PURPOSE: There is a paucity of information on the clinical efficacy and safety of the photoselective vaporization (PVP) of the prostate using the 180W lithium triborate (LBO) laser. We report on initial outcomes of PVP with the 180W laser, comparing the first 50 cases with the last 50 cases performed with the 120W LBO laser.
METHODS: All cases performed by a single surgeon (HHW) have been prospectively maintained. The last 50 cases treated with the 120W LBO laser (December 2009 to August 2010) were compared with the first 50 cases treated with the 180W LBO (July 2010 to June 2011). Patient variables were recorded preoperatively and at 3 months postoperatively. Perioperative data was also recorded.
RESULTS: The 180W cases had a larger median transrectal ultrasound prostate volume (68 mL vs. 51 mL, P<0.05). For the 180W and 120W LBO lasers, total operating time was 64.2 and 72.5 minutes (not significant [NS] at P=0.22), lasering time 49.6 and 54.6 minutes (NS, P=0.30) and energy utilisation 477.6 kJ and 377.9 kJ (P<0.05) respectively. When compared per gram of prostate tissue lasered, the 180W is quicker at 0.67 min/g vs. 1.0 min/g for the 120W laser. Complications using the Clavien-Dindo classification included 5 grade 1 complications and 3 grade 3b (bladder neck contractures) with the 180W LBO laser. The 120 W LBO laser had 4 grade 1 complications and 1 grade 2.
CONCLUSIONS: There is little change in clinical outcomes with the transition from 120W to 180W LBO PVP with an already experienced PVP surgeon. The 180W LBO laser appears to have impacted upon patient selection with significantly increased prostate size and associated with increased energy utilisation. There appears to be a trend toward shorter laser times.

INTRODUCTION

Photoselective vaporisation of the prostate (PVP) has become an established form of treatment for benign prostatic obstruction and to date has demonstrated equivalence to transurethral resection of the prostate in randomised controlled trials [1-4]. Since PVP became commercially available in 2001, there have been two further versions of the technology characterised by increased power and improved laser fibre technology.
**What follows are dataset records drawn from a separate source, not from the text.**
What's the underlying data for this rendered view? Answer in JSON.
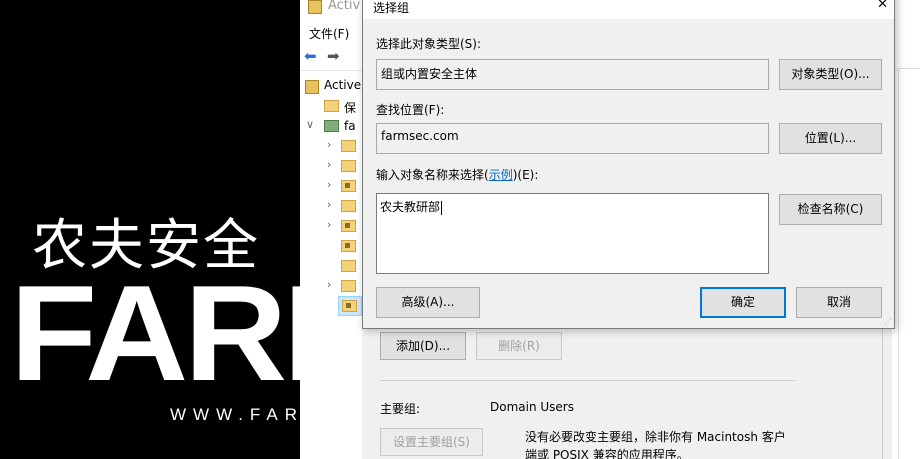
{
  "brand": {
    "cn_text": "农夫安全",
    "en_text": "FARM",
    "url_text": "WWW.FAR"
  },
  "ad_window": {
    "title": "Activ",
    "menu": {
      "file": "文件(F)"
    },
    "tree": {
      "root_label": "Active",
      "item_1_label": "保",
      "item_2_label": "fa"
    }
  },
  "properties": {
    "add_button": "添加(D)...",
    "remove_button": "删除(R)",
    "primary_group_label": "主要组:",
    "primary_group_value": "Domain Users",
    "set_primary_button": "设置主要组(S)",
    "primary_group_note": "没有必要改变主要组，除非你有 Macintosh 客户端或 POSIX 兼容的应用程序。"
  },
  "dialog": {
    "title": "选择组",
    "object_type_label": "选择此对象类型(S):",
    "object_type_value": "组或内置安全主体",
    "object_type_button": "对象类型(O)...",
    "location_label": "查找位置(F):",
    "location_value": "farmsec.com",
    "location_button": "位置(L)...",
    "enter_names_label_prefix": "输入对象名称来选择(",
    "enter_names_link": "示例",
    "enter_names_label_suffix": ")(E):",
    "enter_names_value": "农夫教研部",
    "check_names_button": "检查名称(C)",
    "advanced_button": "高级(A)...",
    "ok_button": "确定",
    "cancel_button": "取消"
  },
  "colors": {
    "accent": "#0078d7",
    "link": "#0066cc",
    "dialog_bg": "#f0f0f0"
  }
}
The 120W lithium triborate (LBO) laser entered clinical use in late 2006 and was followed by the 180W LBO laser in late 2010. With the 50% increase in power, there was a corresponding 50% increase in the diameter of the laser beam resulting in no change in the power density. A significant change, apart from increased power, was the development of a liquid cooled fibre, an automated system to shut down power with overheating of the fibre and new coagulation settings that provide a pulsed rather than quasi-continuous low power mode.
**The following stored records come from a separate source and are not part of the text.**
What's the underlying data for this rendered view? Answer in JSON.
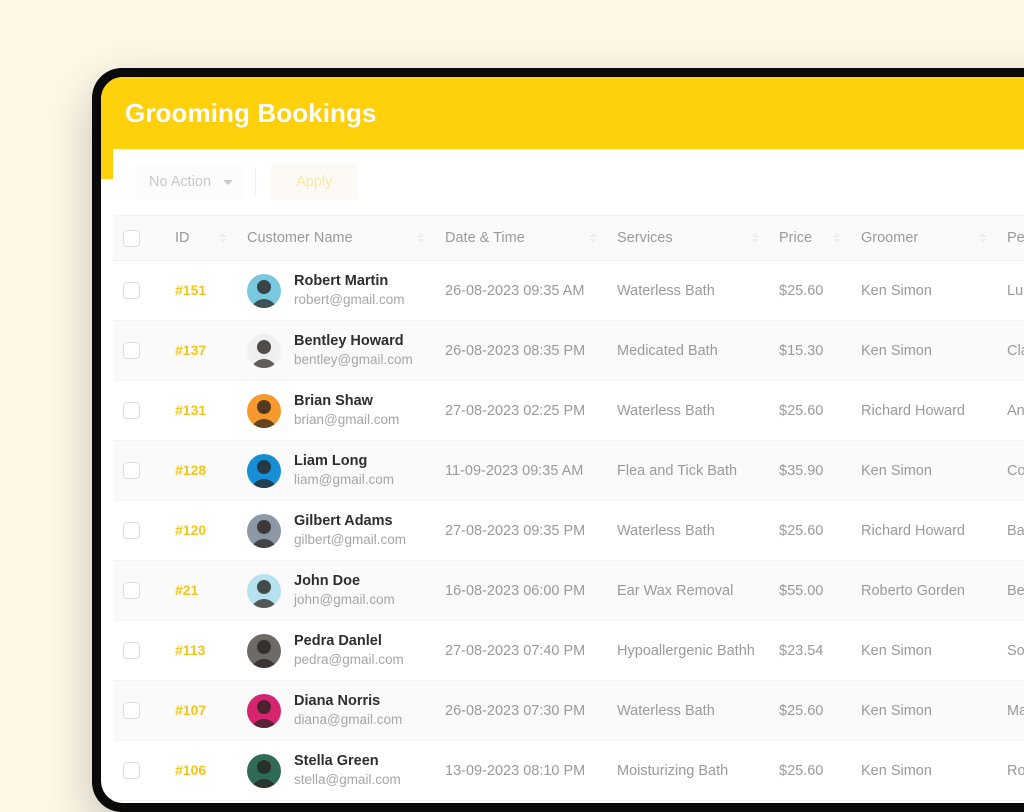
{
  "header": {
    "title": "Grooming Bookings",
    "background_color": "#FFD10D",
    "title_color": "#FFFFFF"
  },
  "page_background_color": "#FEF8E7",
  "toolbar": {
    "bulk_action_label": "No Action",
    "bulk_action_icon": "chevron-down-icon",
    "apply_label": "Apply",
    "apply_enabled": false
  },
  "table": {
    "columns": [
      {
        "key": "checkbox",
        "label": "",
        "sortable": false
      },
      {
        "key": "id",
        "label": "ID",
        "sortable": true
      },
      {
        "key": "customer",
        "label": "Customer Name",
        "sortable": true
      },
      {
        "key": "datetime",
        "label": "Date & Time",
        "sortable": true
      },
      {
        "key": "services",
        "label": "Services",
        "sortable": true
      },
      {
        "key": "price",
        "label": "Price",
        "sortable": true
      },
      {
        "key": "groomer",
        "label": "Groomer",
        "sortable": true
      },
      {
        "key": "pet",
        "label": "Pet",
        "sortable": false
      }
    ],
    "rows": [
      {
        "id": "#151",
        "name": "Robert Martin",
        "email": "robert@gmail.com",
        "datetime": "26-08-2023 09:35 AM",
        "service": "Waterless Bath",
        "price": "$25.60",
        "groomer": "Ken Simon",
        "pet": "Luna",
        "avatar_color": "#79C8E0"
      },
      {
        "id": "#137",
        "name": "Bentley Howard",
        "email": "bentley@gmail.com",
        "datetime": "26-08-2023 08:35 PM",
        "service": "Medicated Bath",
        "price": "$15.30",
        "groomer": "Ken Simon",
        "pet": "Clara",
        "avatar_color": "#EFEFEF"
      },
      {
        "id": "#131",
        "name": "Brian Shaw",
        "email": "brian@gmail.com",
        "datetime": "27-08-2023 02:25 PM",
        "service": "Waterless Bath",
        "price": "$25.60",
        "groomer": "Richard Howard",
        "pet": "Angel",
        "avatar_color": "#F79A2B"
      },
      {
        "id": "#128",
        "name": "Liam Long",
        "email": "liam@gmail.com",
        "datetime": "11-09-2023 09:35 AM",
        "service": "Flea and Tick Bath",
        "price": "$35.90",
        "groomer": "Ken Simon",
        "pet": "Colt",
        "avatar_color": "#168FD6"
      },
      {
        "id": "#120",
        "name": "Gilbert Adams",
        "email": "gilbert@gmail.com",
        "datetime": "27-08-2023 09:35 PM",
        "service": "Waterless Bath",
        "price": "$25.60",
        "groomer": "Richard Howard",
        "pet": "Bailey",
        "avatar_color": "#8C98A6"
      },
      {
        "id": "#21",
        "name": "John Doe",
        "email": "john@gmail.com",
        "datetime": "16-08-2023 06:00 PM",
        "service": "Ear Wax Removal",
        "price": "$55.00",
        "groomer": "Roberto Gorden",
        "pet": "Bear",
        "avatar_color": "#B6E2F0"
      },
      {
        "id": "#113",
        "name": "Pedra Danlel",
        "email": "pedra@gmail.com",
        "datetime": "27-08-2023 07:40 PM",
        "service": "Hypoallergenic Bathh",
        "price": "$23.54",
        "groomer": "Ken Simon",
        "pet": "Sophie",
        "avatar_color": "#6E6A66"
      },
      {
        "id": "#107",
        "name": "Diana Norris",
        "email": "diana@gmail.com",
        "datetime": "26-08-2023 07:30 PM",
        "service": "Waterless Bath",
        "price": "$25.60",
        "groomer": "Ken Simon",
        "pet": "Max",
        "avatar_color": "#D6246E"
      },
      {
        "id": "#106",
        "name": "Stella Green",
        "email": "stella@gmail.com",
        "datetime": "13-09-2023 08:10 PM",
        "service": "Moisturizing Bath",
        "price": "$25.60",
        "groomer": "Ken Simon",
        "pet": "Rocky",
        "avatar_color": "#2F6B55"
      }
    ]
  },
  "accent_colors": {
    "id_link": "#F5C518",
    "header_yellow": "#FFD10D"
  }
}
There is little data available on the performance of the 180W LBO laser. Published clinical data would suggest that the 180W laser safe and efficacious [5]. The impact of the transition of the new laser to an experienced PVP surgeon has not previously been reported. The objective was to compare the early experience of an experienced PVP surgeon’s first 50 cases with the 180W LBO laser with the last 50 cases performed with the 120W LBO laser.

MATERIALS AND METHODS

All PVP cases performed by a single surgeon (HHW) have been prospectively maintained. The last 50 cases treated with the 120W LBO had undergone treatment at the Sydney Adventist Hospital between December 2009 and August 2010. The first 50 cases treated with the 180W LBO laser were performed at the same institution between July 2010 and June 2011. Only 3 cases using the 180W LBO laser were performed in the overlap period between July and August 2010. Subsequent to completing the last 120W LBO laser case in August 2010, no further cases were performed.
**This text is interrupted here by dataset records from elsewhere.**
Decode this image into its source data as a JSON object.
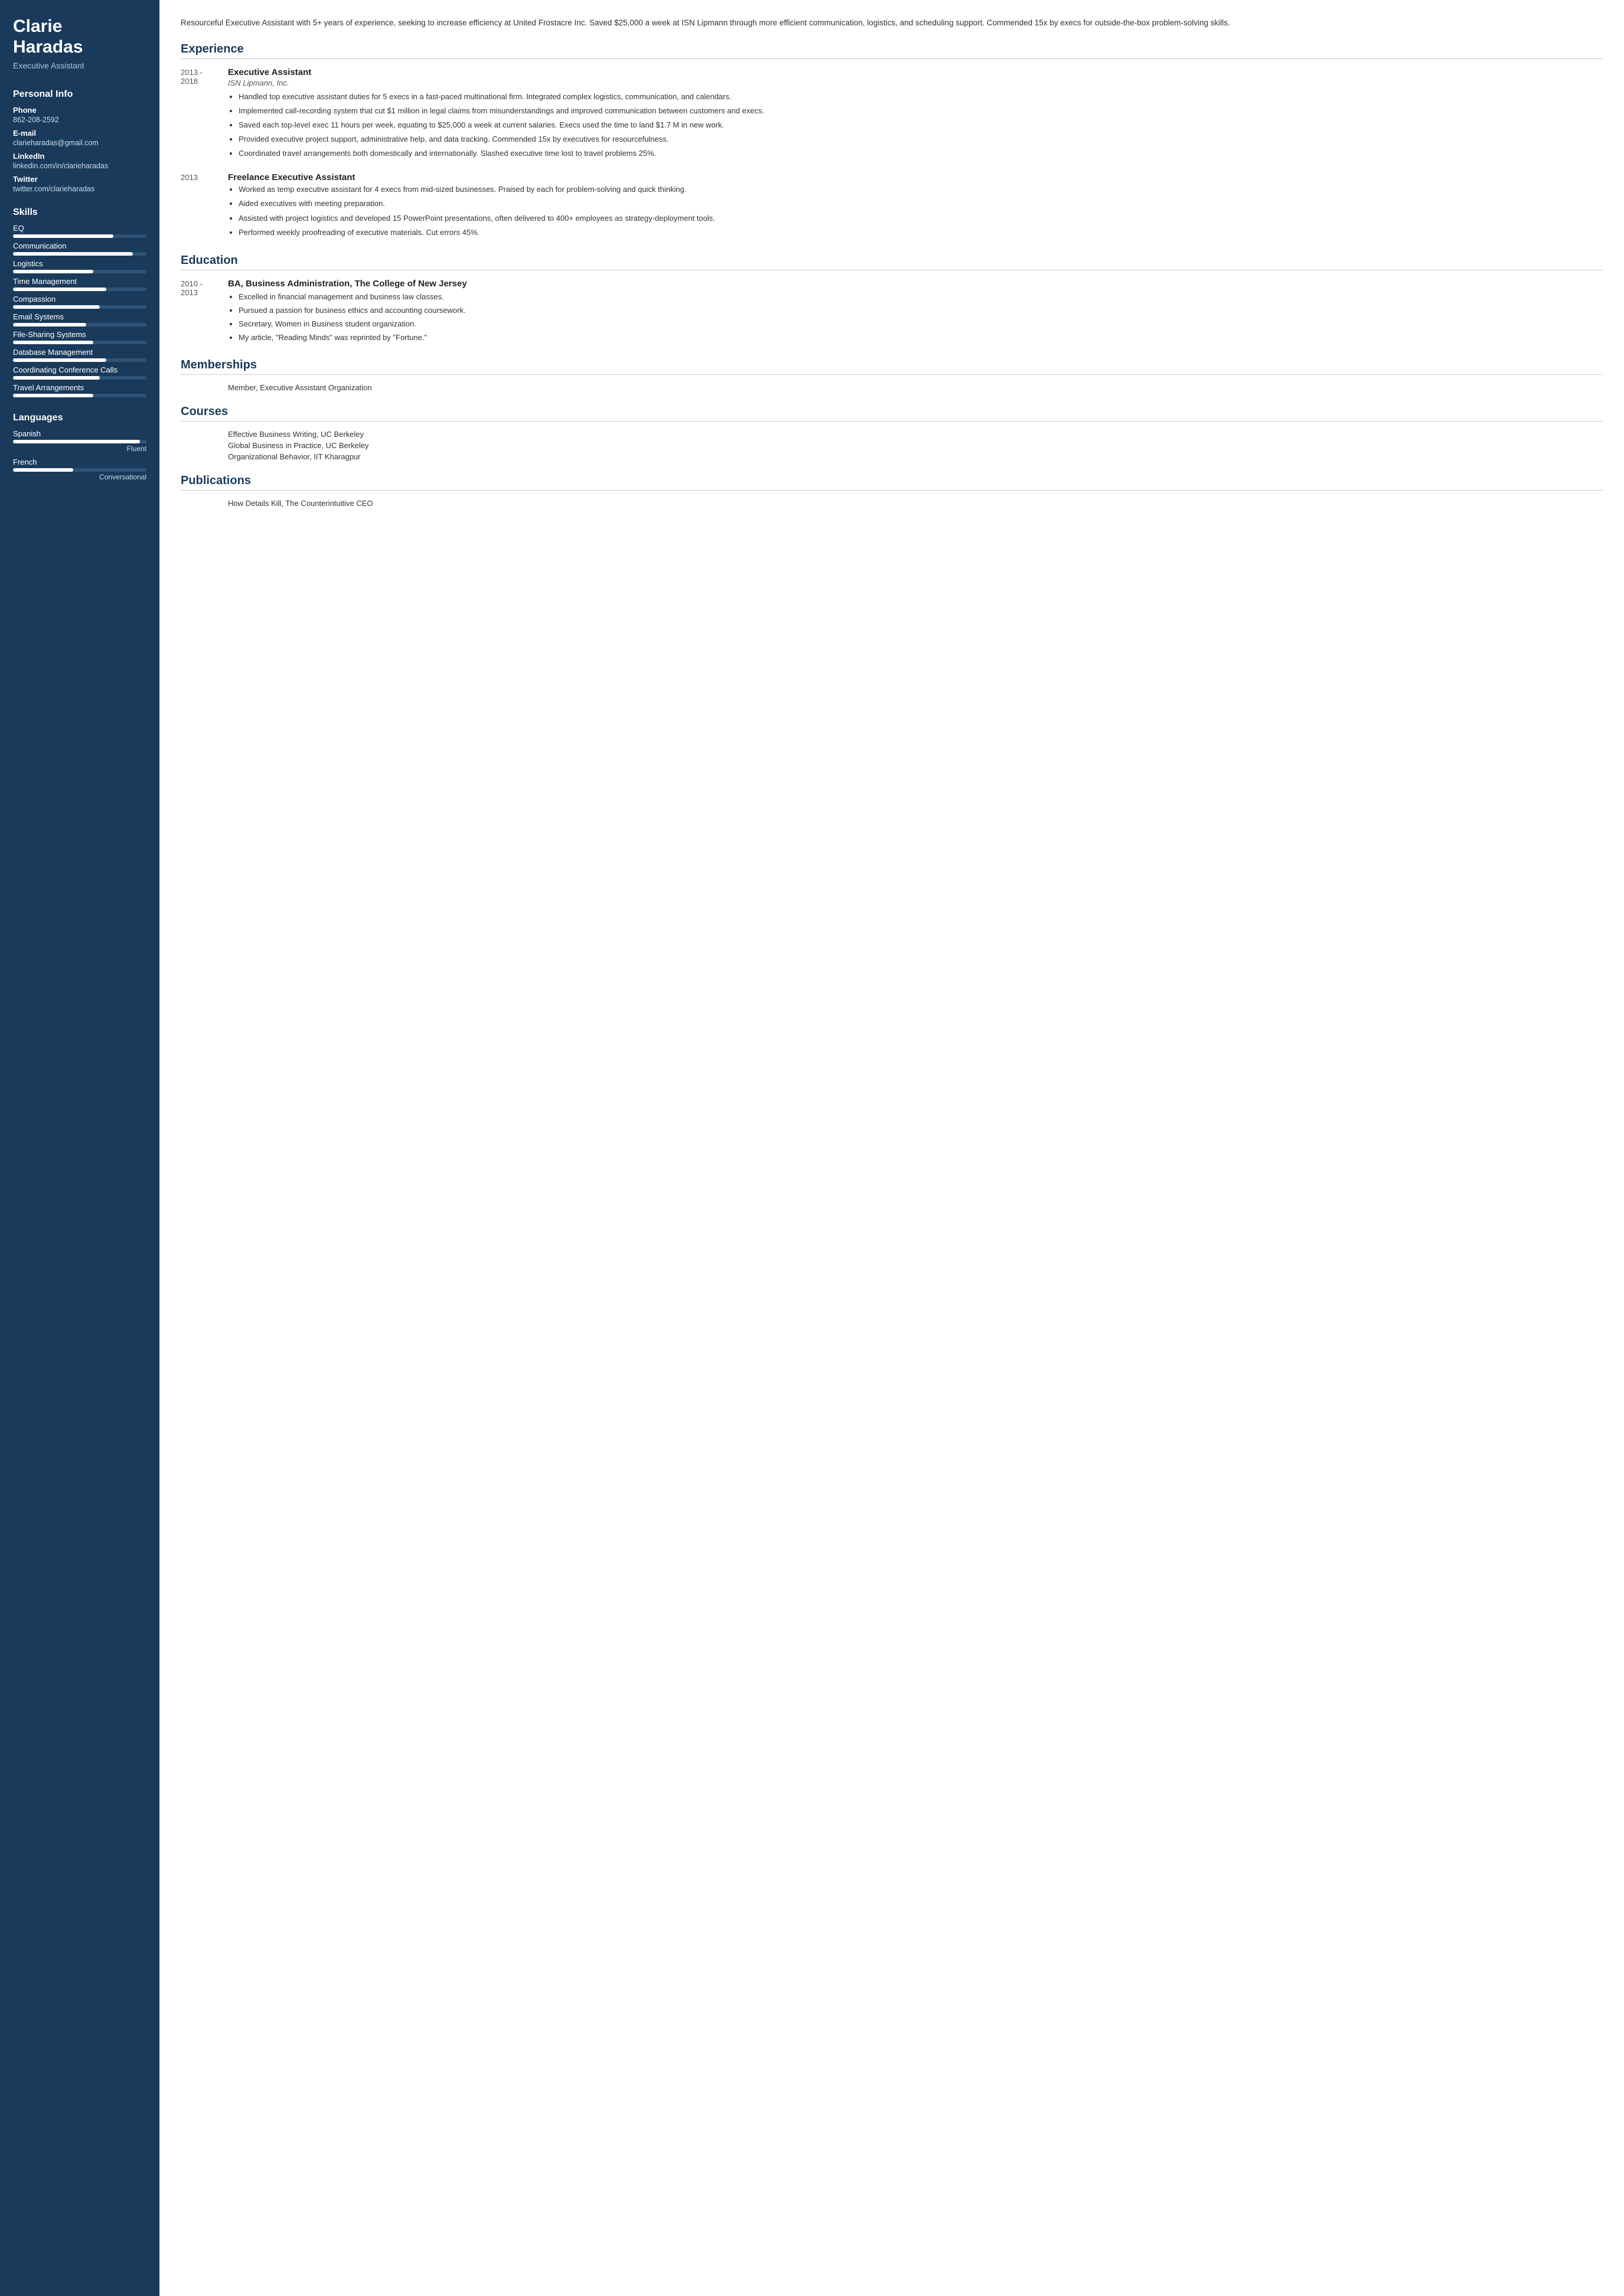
{
  "sidebar": {
    "name": "Clarie\nHaradas",
    "name_line1": "Clarie",
    "name_line2": "Haradas",
    "title": "Executive Assistant",
    "personal_info": {
      "section_title": "Personal Info",
      "phone_label": "Phone",
      "phone": "862-208-2592",
      "email_label": "E-mail",
      "email": "clarieharadas@gmail.com",
      "linkedin_label": "LinkedIn",
      "linkedin": "linkedin.com/in/clarieharadas",
      "twitter_label": "Twitter",
      "twitter": "twitter.com/clarieharadas"
    },
    "skills": {
      "section_title": "Skills",
      "items": [
        {
          "name": "EQ",
          "percent": 75
        },
        {
          "name": "Communication",
          "percent": 90
        },
        {
          "name": "Logistics",
          "percent": 60
        },
        {
          "name": "Time Management",
          "percent": 70
        },
        {
          "name": "Compassion",
          "percent": 65
        },
        {
          "name": "Email Systems",
          "percent": 55
        },
        {
          "name": "File-Sharing Systems",
          "percent": 60
        },
        {
          "name": "Database Management",
          "percent": 70
        },
        {
          "name": "Coordinating Conference Calls",
          "percent": 65
        },
        {
          "name": "Travel Arrangements",
          "percent": 60
        }
      ]
    },
    "languages": {
      "section_title": "Languages",
      "items": [
        {
          "name": "Spanish",
          "percent": 95,
          "level": "Fluent"
        },
        {
          "name": "French",
          "percent": 45,
          "level": "Conversational"
        }
      ]
    }
  },
  "main": {
    "summary": "Resourceful Executive Assistant with 5+ years of experience, seeking to increase efficiency at United Frostacre Inc. Saved $25,000 a week at ISN Lipmann through more efficient communication, logistics, and scheduling support. Commended 15x by execs for outside-the-box problem-solving skills.",
    "experience": {
      "section_title": "Experience",
      "entries": [
        {
          "date": "2013 -\n2018",
          "job_title": "Executive Assistant",
          "company": "ISN Lipmann, Inc.",
          "bullets": [
            "Handled top executive assistant duties for 5 execs in a fast-paced multinational firm. Integrated complex logistics, communication, and calendars.",
            "Implemented call-recording system that cut $1 million in legal claims from misunderstandings and improved communication between customers and execs.",
            "Saved each top-level exec 11 hours per week, equating to $25,000 a week at current salaries. Execs used the time to land $1.7 M in new work.",
            "Provided executive project support, administrative help, and data tracking. Commended 15x by executives for resourcefulness.",
            "Coordinated travel arrangements both domestically and internationally. Slashed executive time lost to travel problems 25%."
          ]
        },
        {
          "date": "2013",
          "job_title": "Freelance Executive Assistant",
          "company": "",
          "bullets": [
            "Worked as temp executive assistant for 4 execs from mid-sized businesses. Praised by each for problem-solving and quick thinking.",
            "Aided executives with meeting preparation.",
            "Assisted with project logistics and developed 15 PowerPoint presentations, often delivered to 400+ employees as strategy-deployment tools.",
            "Performed weekly proofreading of executive materials. Cut errors 45%."
          ]
        }
      ]
    },
    "education": {
      "section_title": "Education",
      "entries": [
        {
          "date": "2010 -\n2013",
          "degree": "BA, Business Administration, The College of New Jersey",
          "bullets": [
            "Excelled in financial management and business law classes.",
            "Pursued a passion for business ethics and accounting coursework.",
            "Secretary, Women in Business student organization.",
            "My article, \"Reading Minds\" was reprinted by \"Fortune.\""
          ]
        }
      ]
    },
    "memberships": {
      "section_title": "Memberships",
      "items": [
        "Member, Executive Assistant Organization"
      ]
    },
    "courses": {
      "section_title": "Courses",
      "items": [
        "Effective Business Writing, UC Berkeley",
        "Global Business in Practice, UC Berkeley",
        "Organizational Behavior, IIT Kharagpur"
      ]
    },
    "publications": {
      "section_title": "Publications",
      "items": [
        "How Details Kill, The Counterintuitive CEO"
      ]
    }
  }
}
The surgical technique was the same for both types of laser and was consistent with the technique previously described by the International Greenlight Users Group [6]. A working channel was created at 80W power setting and this was immediately increased to 120W power once there was sufficient working space created. In the case of 180W LBO laser, the power was increased further from 120W to 180W as soon as there was sufficient space.

The inclusion criteria were all men undergoing PVP for indications consistent with established guidelines for surgery for benign prostatic hyperplasia [7,8]. Men with a history of prostate cancer were excluded from analysis.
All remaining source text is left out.